秘密
「杉村あおいと申します。パート勤務ですが、少しでも役に立てるように頑張ります。よろしくお願いします。」
パチパチと拍手が起きる。
あおいが照れたように会釈をした。
「それじゃ、先ずは会社のロッカーとか、備品とか、蒼井さんと一緒に行って説明聞いてください。」
「はい。」
「じゃあこちらへ。」
日菜子とあおいが連れ立って会議室に向かった。
会議室の扉が閉まるなりあおいが日菜子に駆け寄った。
「日菜子〜!元気だった?」
「うん。元気だったよ!あ、そう言えば結婚式行けなくてごめんね。」
「良いの良いの。おばさんから仕事が忙しいって聞いてたから大丈夫!おじさんもあんなことあったばっかりだったし、気にしないで!」
「うん、ありがと。」
「それよりホント偶然だね〜、びっくりしちゃった。会うのも中学卒業以来じゃない?」
「そうだね〜。晴留は元気?」
「うん。一応ね。ベンチから外れて2軍になったから、結構荒れてるけど…。」
「そっか、大変だね。」
「家で2人でいると雰囲気悪いからさ、私も今後のこと考えて働こうと思って。
でも私ラッキーだったよ。日菜子が同僚なんて。」
「うん。なんかあったら聞いてね。」
「ありがと〜。
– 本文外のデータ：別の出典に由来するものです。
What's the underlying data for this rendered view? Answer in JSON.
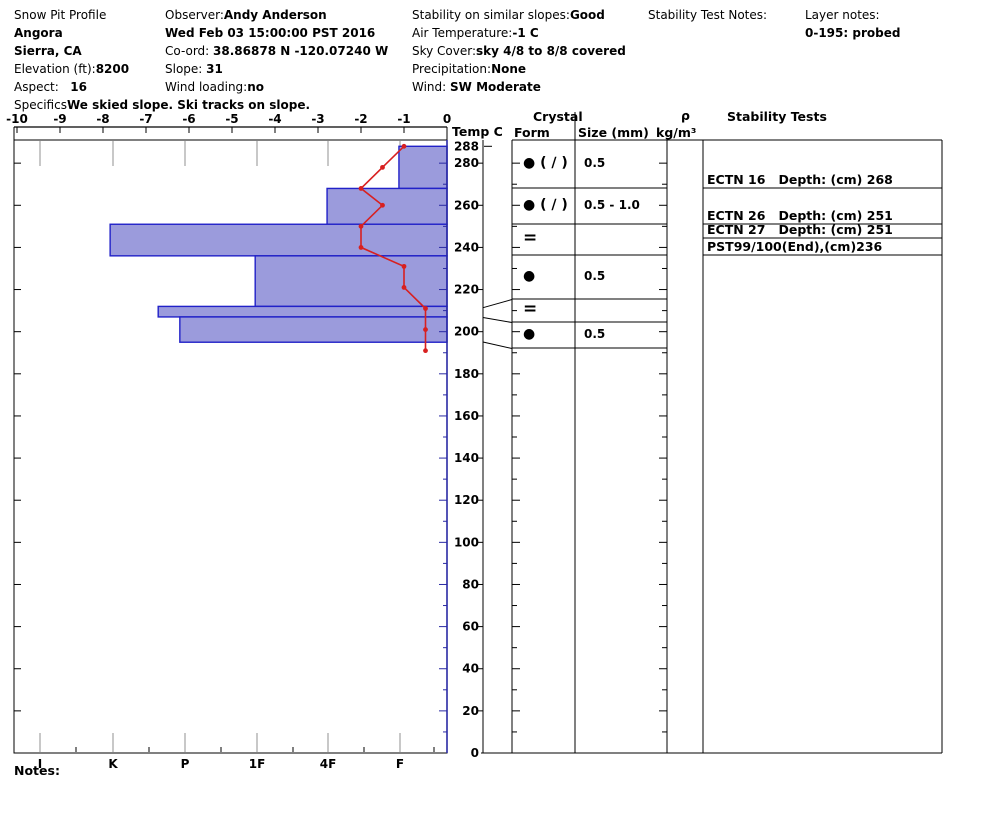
{
  "page_title": "Snow Pit Profile",
  "colors": {
    "bar_fill": "#9b9bdc",
    "bar_border": "#2121c8",
    "temp_line": "#d82020",
    "grid_gray": "#909090",
    "axis_blue": "#2929a3"
  },
  "header": {
    "columns": [
      {
        "name": "site",
        "rows": [
          {
            "label": "Snow Pit Profile",
            "value": ""
          },
          {
            "label": "",
            "value": "Angora"
          },
          {
            "label": "",
            "value": "Sierra, CA"
          },
          {
            "label": "Elevation (ft):",
            "value": "8200"
          },
          {
            "label": "Aspect:   ",
            "value": "16"
          },
          {
            "label": "Specifics",
            "value": "We skied slope. Ski tracks on slope."
          }
        ]
      },
      {
        "name": "observer",
        "rows": [
          {
            "label": "Observer:",
            "value": "Andy Anderson"
          },
          {
            "label": "",
            "value": "Wed Feb 03 15:00:00 PST 2016"
          },
          {
            "label": "Co-ord: ",
            "value": "38.86878 N -120.07240 W"
          },
          {
            "label": "Slope: ",
            "value": "31"
          },
          {
            "label": "Wind loading:",
            "value": "no"
          }
        ]
      },
      {
        "name": "conditions",
        "rows": [
          {
            "label": "Stability on similar slopes:",
            "value": "Good"
          },
          {
            "label": "Air Temperature:",
            "value": "-1 C"
          },
          {
            "label": "Sky Cover:",
            "value": "sky 4/8 to 8/8 covered"
          },
          {
            "label": "Precipitation:",
            "value": "None"
          },
          {
            "label": "Wind: ",
            "value": "SW Moderate"
          }
        ]
      },
      {
        "name": "test-notes",
        "rows": [
          {
            "label": "Stability Test Notes:",
            "value": ""
          }
        ]
      },
      {
        "name": "layer-notes",
        "rows": [
          {
            "label": "Layer notes:",
            "value": ""
          },
          {
            "label": "",
            "value": "0-195: probed"
          }
        ]
      }
    ]
  },
  "panel": {
    "temp_c": "Temp C",
    "crystal": "Crystal",
    "form": "Form",
    "size": "Size (mm)",
    "rho": "ρ",
    "kg": "kg/m³",
    "stability": "Stability Tests"
  },
  "footer": {
    "notes_label": "Notes:"
  },
  "chart_data": {
    "type": "bar",
    "title": "Snow pit hardness profile with temperature curve",
    "depth_axis": {
      "unit": "cm",
      "max": 288,
      "ticks": [
        288,
        280,
        260,
        240,
        220,
        200,
        180,
        160,
        140,
        120,
        100,
        80,
        60,
        40,
        20,
        0
      ]
    },
    "temp_axis": {
      "label": "Temp C",
      "unit": "C",
      "ticks": [
        -10,
        -9,
        -8,
        -7,
        -6,
        -5,
        -4,
        -3,
        -2,
        -1,
        0
      ],
      "range": [
        -10,
        0
      ]
    },
    "hardness_axis": {
      "labels": [
        "I",
        "K",
        "P",
        "1F",
        "4F",
        "F"
      ]
    },
    "layers": [
      {
        "top_cm": 288,
        "bottom_cm": 268,
        "hardness": "F",
        "grain_form": "● ( ∕ )",
        "grain_size_mm": "0.5",
        "extent_frac": 0.111
      },
      {
        "top_cm": 268,
        "bottom_cm": 251,
        "hardness": "4F",
        "grain_form": "● ( ∕ )",
        "grain_size_mm": "0.5 - 1.0",
        "extent_frac": 0.277
      },
      {
        "top_cm": 251,
        "bottom_cm": 236,
        "hardness": "K",
        "grain_form": "=",
        "grain_size_mm": "",
        "extent_frac": 0.778
      },
      {
        "top_cm": 236,
        "bottom_cm": 212,
        "hardness": "1F",
        "grain_form": "●",
        "grain_size_mm": "0.5",
        "extent_frac": 0.443
      },
      {
        "top_cm": 212,
        "bottom_cm": 207,
        "hardness": "K-P",
        "grain_form": "=",
        "grain_size_mm": "",
        "extent_frac": 0.667
      },
      {
        "top_cm": 207,
        "bottom_cm": 195,
        "hardness": "P",
        "grain_form": "●",
        "grain_size_mm": "0.5",
        "extent_frac": 0.617
      }
    ],
    "temperature_profile": [
      {
        "depth_cm": 288,
        "temp_c": -1.0
      },
      {
        "depth_cm": 278,
        "temp_c": -1.5
      },
      {
        "depth_cm": 268,
        "temp_c": -2.0
      },
      {
        "depth_cm": 260,
        "temp_c": -1.5
      },
      {
        "depth_cm": 250,
        "temp_c": -2.0
      },
      {
        "depth_cm": 240,
        "temp_c": -2.0
      },
      {
        "depth_cm": 231,
        "temp_c": -1.0
      },
      {
        "depth_cm": 221,
        "temp_c": -1.0
      },
      {
        "depth_cm": 211,
        "temp_c": -0.5
      },
      {
        "depth_cm": 201,
        "temp_c": -0.5
      },
      {
        "depth_cm": 191,
        "temp_c": -0.5
      }
    ],
    "stability_tests": [
      {
        "text": "ECTN 16   Depth: (cm) 268"
      },
      {
        "text": "ECTN 26   Depth: (cm) 251"
      },
      {
        "text": "ECTN 27   Depth: (cm) 251"
      },
      {
        "text": "PST99/100(End),(cm)236"
      }
    ]
  }
}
」
日菜子はあおいに会社の説明をはじめた。
杉村あおい、旧姓宮原あおい
そして蒼井日菜子
2人は幼稚園からの幼馴染だった。
同じ幼稚園で同じ小学校。
名字と名前が同じ事から
周りには「ダブルあおい」と呼ばれていた。
そして自然と仲も良くなっていった。
あおいは外見が整っていて、可愛らしい顔立ちをしている。
昔から茶髪でくせ毛でパーマがかった髪質は、側から見るとフランス人形のようだった。
更にバレエ、ピアノが得意で、親が子役モデルに応募して合格したこともあった。
典型的な陽キャだ。
日菜子は、黒髪、ストレート、背が引くく顔立ちは地味。
親が税務署で働いていたこともあり、その影響か「堅物」との先入観を持たれることが多く、事実計算は早く、勉強も良くできた。
そのため先生からも一目置かれる存在だった。
典型的な陰キャ。
そんな2人は、お互いの無いものを補うように仲が良かった。
いつも一緒にいた。
小学6年生の時、日菜子の家の隣に同じ学年の男の子が引っ越してきた。
その子はサッカーがものすごく得意で、直ぐにクラスの人気者になった。
日菜子は家が隣のよしみで、世話係を任命され毎日行動を共にした。
その子もしっかり者の日菜子の事を随分と頼っていた。
中学に上がって、日菜子はその子が好きなんだと気が付き思いを募らせていた。
そしてあおいに相談した。
あおいは日菜子に協力すると言ってくれた。
そしてあおいは…他の友達に日菜子の恋心を話して友達にも協力を仰いだのだ。
当然噂は広がる。
学年中噂が広がり、彼の耳にもその話が入る。
しばらくするとクラスメートに囃し立てられるようになる。
帰り道同じ方向に歩いているだけで、
給食を彼に渡すだけで、
廊下ですれ違うだけで…
周りから「ヒュー!」という声が聞こえるようになった。
そしてある日彼が日菜子の家に来て言った。
「オレは、あおいが好きなんだ。」と。
それがあおいの今の夫である杉村晴留である。
日菜子は晴留が家に来て「あおいが好きだ」と言った日、
失恋したショックよりも別のことで悲しかった。
晴留には今回のことが、あたかも日菜子が言いふらして、皆んなに冷やかされて良い気になっている。そんな風に思ったらしい。
「そんなの真っ平ゴメンだ!
オレは、あおいが好きなんだ!」
そう言って帰って行った。
日菜子が晴留を好きになること事態が、彼にとって非常に迷惑を掛けてしまうことになった。
日菜子は次の日あおいにこう言った。
「私は晴留が好きだと思ってたんだけど勘違いだった。あいつはただのサッカー馬鹿だ。
勘違いされたら嫌だから、皆んなに話してくれない?」
あおいは「わかった!協力する!」
そう言ってクラス中の女の子に協力を求めた。
そして…みるみる噂は浸透して行った。
あおいは決して悪い子じゃない…。
友達思いのいい子だ。
友達に秘密を話した私が悪い。
秘密を友達に話した時点で、それはもう友達の友達にも話した事になる。
秘密なら、墓場まで持って行け…。
そう思うようになった。
中学を卒業し、あおいと晴留は同じ高校に進学した。
私は地元のトップレベルの女子高へ進学することにした。
秘密は絶対に誰にも喋らない…。